“Good-night,” he said, and stroking their great flanks with his kind hand, left them to their well-earned repose. On his way to the house he stopped to bathe his face in the waters of a spring brook that ran across the yard, and then entered the kitchen where supper was spread.
“Thee is late,” said the woman who had watched and waited, her fine face radiant with a smile of love and welcome.
“Forgive me, mother,” he replied. “I have had another vision.”
“I thought as much. Thee must remember what thee has seen, my son,” she said, “for all that thee beholds with the outer eye shall pass away, while what thee sees with the inner eye abides forever. And had thee a message, too?”

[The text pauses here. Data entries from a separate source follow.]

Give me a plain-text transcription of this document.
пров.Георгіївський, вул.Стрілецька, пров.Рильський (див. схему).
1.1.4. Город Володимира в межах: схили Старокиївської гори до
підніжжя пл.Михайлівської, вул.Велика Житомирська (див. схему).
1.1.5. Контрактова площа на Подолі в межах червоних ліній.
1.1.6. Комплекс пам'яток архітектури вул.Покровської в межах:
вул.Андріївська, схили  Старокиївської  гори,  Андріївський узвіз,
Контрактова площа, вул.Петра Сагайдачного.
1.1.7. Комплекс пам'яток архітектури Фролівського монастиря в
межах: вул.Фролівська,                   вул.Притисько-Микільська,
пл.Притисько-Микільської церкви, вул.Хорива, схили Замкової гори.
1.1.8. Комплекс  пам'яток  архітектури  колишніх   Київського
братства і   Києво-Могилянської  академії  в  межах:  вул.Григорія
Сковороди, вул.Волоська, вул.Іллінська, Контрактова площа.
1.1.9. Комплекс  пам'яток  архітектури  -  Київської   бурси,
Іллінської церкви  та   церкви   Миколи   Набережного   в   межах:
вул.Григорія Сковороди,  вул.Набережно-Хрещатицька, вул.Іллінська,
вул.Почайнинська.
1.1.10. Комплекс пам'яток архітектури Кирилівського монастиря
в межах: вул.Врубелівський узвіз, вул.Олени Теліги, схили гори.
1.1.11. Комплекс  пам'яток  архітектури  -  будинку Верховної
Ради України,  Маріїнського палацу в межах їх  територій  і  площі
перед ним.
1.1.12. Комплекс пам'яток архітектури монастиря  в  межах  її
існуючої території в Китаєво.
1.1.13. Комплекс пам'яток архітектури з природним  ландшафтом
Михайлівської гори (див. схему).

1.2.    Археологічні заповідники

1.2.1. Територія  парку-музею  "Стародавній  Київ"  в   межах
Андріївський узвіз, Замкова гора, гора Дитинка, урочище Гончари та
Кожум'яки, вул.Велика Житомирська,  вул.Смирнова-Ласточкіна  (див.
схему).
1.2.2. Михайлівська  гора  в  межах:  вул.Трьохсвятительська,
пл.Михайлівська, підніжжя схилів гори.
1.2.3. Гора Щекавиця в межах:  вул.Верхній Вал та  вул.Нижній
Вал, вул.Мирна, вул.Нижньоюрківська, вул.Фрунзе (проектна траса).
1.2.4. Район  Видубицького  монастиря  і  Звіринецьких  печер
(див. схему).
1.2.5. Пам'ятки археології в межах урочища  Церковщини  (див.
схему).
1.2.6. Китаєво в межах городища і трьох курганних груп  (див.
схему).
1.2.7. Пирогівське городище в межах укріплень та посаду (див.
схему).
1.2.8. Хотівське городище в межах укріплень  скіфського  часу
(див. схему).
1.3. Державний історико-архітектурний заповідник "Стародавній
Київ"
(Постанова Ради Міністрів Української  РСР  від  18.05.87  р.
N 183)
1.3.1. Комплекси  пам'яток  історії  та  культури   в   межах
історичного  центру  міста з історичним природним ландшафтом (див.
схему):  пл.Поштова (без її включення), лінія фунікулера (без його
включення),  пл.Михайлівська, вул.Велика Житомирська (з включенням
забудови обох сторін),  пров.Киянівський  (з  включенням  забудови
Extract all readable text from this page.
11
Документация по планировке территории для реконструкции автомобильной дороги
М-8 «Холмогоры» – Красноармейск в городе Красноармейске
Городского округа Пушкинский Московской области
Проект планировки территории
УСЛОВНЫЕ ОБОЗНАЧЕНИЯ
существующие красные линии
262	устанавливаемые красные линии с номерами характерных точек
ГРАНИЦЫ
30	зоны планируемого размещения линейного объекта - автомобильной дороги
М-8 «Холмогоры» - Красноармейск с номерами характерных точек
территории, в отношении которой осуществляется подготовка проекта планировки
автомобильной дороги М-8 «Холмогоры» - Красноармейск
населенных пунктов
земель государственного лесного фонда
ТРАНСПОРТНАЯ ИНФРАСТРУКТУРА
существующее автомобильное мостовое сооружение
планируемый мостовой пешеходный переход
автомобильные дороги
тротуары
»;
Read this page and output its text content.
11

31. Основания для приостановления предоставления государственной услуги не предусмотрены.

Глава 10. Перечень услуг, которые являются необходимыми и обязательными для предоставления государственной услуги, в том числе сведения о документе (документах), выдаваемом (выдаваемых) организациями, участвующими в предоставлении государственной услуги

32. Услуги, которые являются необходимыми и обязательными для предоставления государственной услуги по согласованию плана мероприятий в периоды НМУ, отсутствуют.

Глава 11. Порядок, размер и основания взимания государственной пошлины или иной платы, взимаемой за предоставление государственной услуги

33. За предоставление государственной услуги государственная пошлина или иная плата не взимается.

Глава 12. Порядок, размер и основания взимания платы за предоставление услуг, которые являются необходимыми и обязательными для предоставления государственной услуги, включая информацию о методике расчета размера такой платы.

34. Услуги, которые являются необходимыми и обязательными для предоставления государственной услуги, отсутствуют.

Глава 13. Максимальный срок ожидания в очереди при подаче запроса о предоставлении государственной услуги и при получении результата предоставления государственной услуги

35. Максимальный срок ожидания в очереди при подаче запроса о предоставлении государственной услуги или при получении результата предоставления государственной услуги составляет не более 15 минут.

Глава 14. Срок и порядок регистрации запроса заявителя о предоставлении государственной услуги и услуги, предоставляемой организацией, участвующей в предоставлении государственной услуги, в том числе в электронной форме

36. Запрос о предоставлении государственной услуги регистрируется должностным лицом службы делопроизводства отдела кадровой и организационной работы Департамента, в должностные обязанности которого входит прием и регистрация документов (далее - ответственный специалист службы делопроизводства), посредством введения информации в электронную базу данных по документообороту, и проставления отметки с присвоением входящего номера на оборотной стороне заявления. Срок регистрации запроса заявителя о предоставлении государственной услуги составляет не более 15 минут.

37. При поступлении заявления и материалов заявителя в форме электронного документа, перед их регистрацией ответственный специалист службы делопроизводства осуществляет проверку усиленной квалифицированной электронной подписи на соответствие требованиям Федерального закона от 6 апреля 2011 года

“It was delivered to me that on the holy Sabbath day I should go to the camp in Baxter’s clearing and preach to the lumbermen.”
“Then thee must go, my son.”
“I will,” he answered, taking her hand affectionately, but with Quaker restraint, and leading her to the table.
The family, consisting of the mother, an adopted daughter Dorothea, the daughter’s husband Jacob and son Stephen, sat down to a simple but bountiful supper, during which and late into the evening the young mystic pondered the vision which he believed himself to have seen, and the message which he believed himself to have heard. In his musings there was not a tremor or a doubt; he would have as soon questioned the reality of the old farm-house and the faces of the family gathered about the table. Of the susceptibility of the nerves to morbid activity, or the powers of the overdriven brain to objectify its concepts, he had never even dreamed. He was a credulous and unsophisticated youth, dwelling in a realm of imagination rather than in a world of reality and law. He had much to learn. His education was about to begin, and to begin as does all true and effective education, in a spiritual temptation. The Ghebers say that when their great prophet Ahriman was thrown into the fire by the order of Nimrod, the flames into which he fell turned into a bed of roses, upon which he peacefully reclined. This innocent Quaker youth had been reclining upon a bed of roses which now began to turn into a couch of flames.
AND SATAN CAME ALSO
“It is the little
rift within the lute
That by and by will make the music mute,
And ever widening slowly silence all.”
At the moment when Stephen was sounding the horn to summon the young mystic to his supper, a promiscuous crowd of loafers with chairs tilted against the wall of the village tavern received a shock.
They heard the tinkle of bells in the distance, and looking in the direction of this unusual sound, saw a team of splendid coal-black horses dash round a corner and whirl a strange vehicle to the door of the inn.